LEDs tend to produce specific colours depending on the crystals and doping used. This is useful in traffic, other signal and display lights, but creates design challenges in creating more uniform white LED home lighting.

To create white light, and especially a warm white light, a number of means have been employed.

Mixing colours can be used. Osram is using converted green (using a ceramic converter that doubles the light output) and yellow together. Cree has used yellow and red lights mixed to maintain true white over their lifetimes. The latest developments from Cree Inc have been noted in the link above.

Commonly at present blue and at times yellow light emitting diodes are set within an internally phosphor-coated bulb. The light causes the internal phosphor to glow white - similar to the technology for fluorescents.

Modern LED Unit With two Tiny White LED emitters shown centrally Detail of latest LED complete lighting unit with two tiny white emitters showing in the central field.

Organic LEDs

Organic light emitting diodes (OLEDs) could be used in LED home lighting. With their thin layer technology they can be applied to even very thin paper-like structures. All sorts of new architectural designs for lighting become possible.

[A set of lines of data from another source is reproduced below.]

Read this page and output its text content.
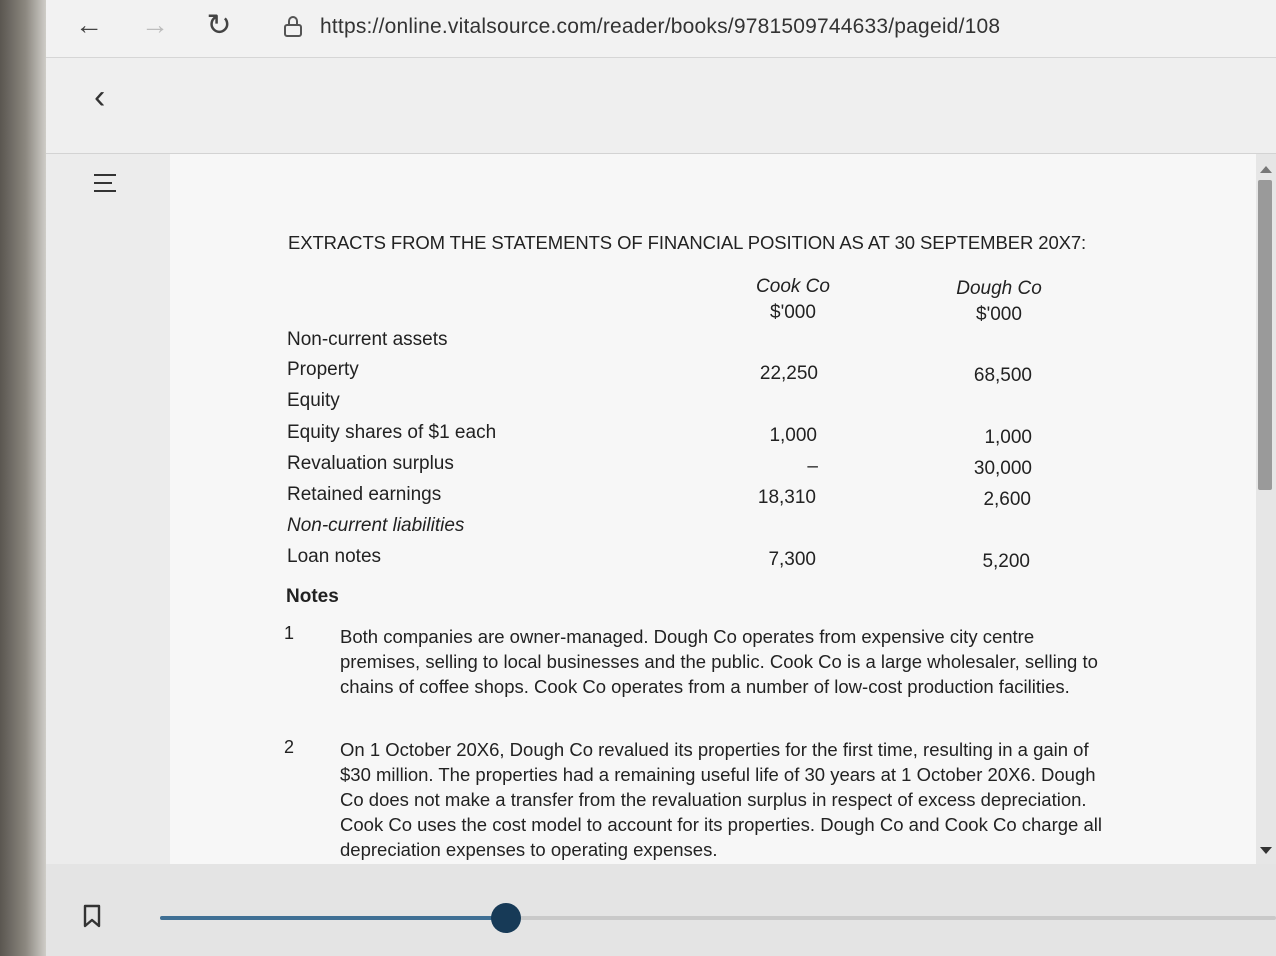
← → ↻	https://online.vitalsource.com/reader/books/9781509744633/pageid/108
‹
EXTRACTS FROM THE STATEMENTS OF FINANCIAL POSITION AS AT 30 SEPTEMBER 20X7:
Cook Co
$'000
Dough Co
$'000
Non-current assets
Property	22,250	68,500
Equity
Equity shares of $1 each	1,000	1,000
Revaluation surplus	–	30,000
Retained earnings	18,310	2,600
Non-current liabilities
Loan notes	7,300	5,200
Notes
1 Both companies are owner-managed. Dough Co operates from expensive city centre premises, selling to local businesses and the public. Cook Co is a large wholesaler, selling to chains of coffee shops. Cook Co operates from a number of low-cost production facilities.
2 On 1 October 20X6, Dough Co revalued its properties for the first time, resulting in a gain of $30 million. The properties had a remaining useful life of 30 years at 1 October 20X6. Dough Co does not make a transfer from the revaluation surplus in respect of excess depreciation. Cook Co uses the cost model to account for its properties. Dough Co and Cook Co charge all depreciation expenses to operating expenses.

One current problem in OLEDs for producing white light is that the elements that produce blue light have a shorter life, or deteriorate faster than other colors. The colour temperature of the composite white light changes over time.

Organic LEDs also deteriorate in sunlight. Osram has developed a number of OLEDs including a recent one with 13 Lumens output per unit but a quoted life of only 6000 hours.

Useful Suppliers

For more creative LED home lighting I have mentioned in the more general page on home lighting that there are some great architectural styles provided by a company in Australia and New Zealand.

For a New Zealand-based one manufacturing specifically for New Zealand standards, which have become tighter than Australian ones now, see the Superlux business. They design and engineer their own lights. Their helpful staff can guide you through a wealth of styles at their showroom in Auckland.

There is a similar more architectural LED lighting company in the USA that is worth looking at.

One of the market leaders in LED home lighting development is Cree Inc. They have a number of products available directly to the market as well as base units for lighting creators to develop.

They have an associated site for stimulating discussion and promotion of the adoption of LED lighting.

The LED home lighting field is in rapid development and thankfully more and better products are rapidly coming on line. In the last few months complete units have been produced for local sale. As shown in the last two images, they are using white emitter units, often from CREE Inc, with much improved design styles.

One of the main lighting retailing groups within New Zealand has undertaken to be totally converted to LED home lighting by the end of 2013. With the long life of the emitters, home owners are more likely to be wanting to change to style of the units before the emitters ever need changing.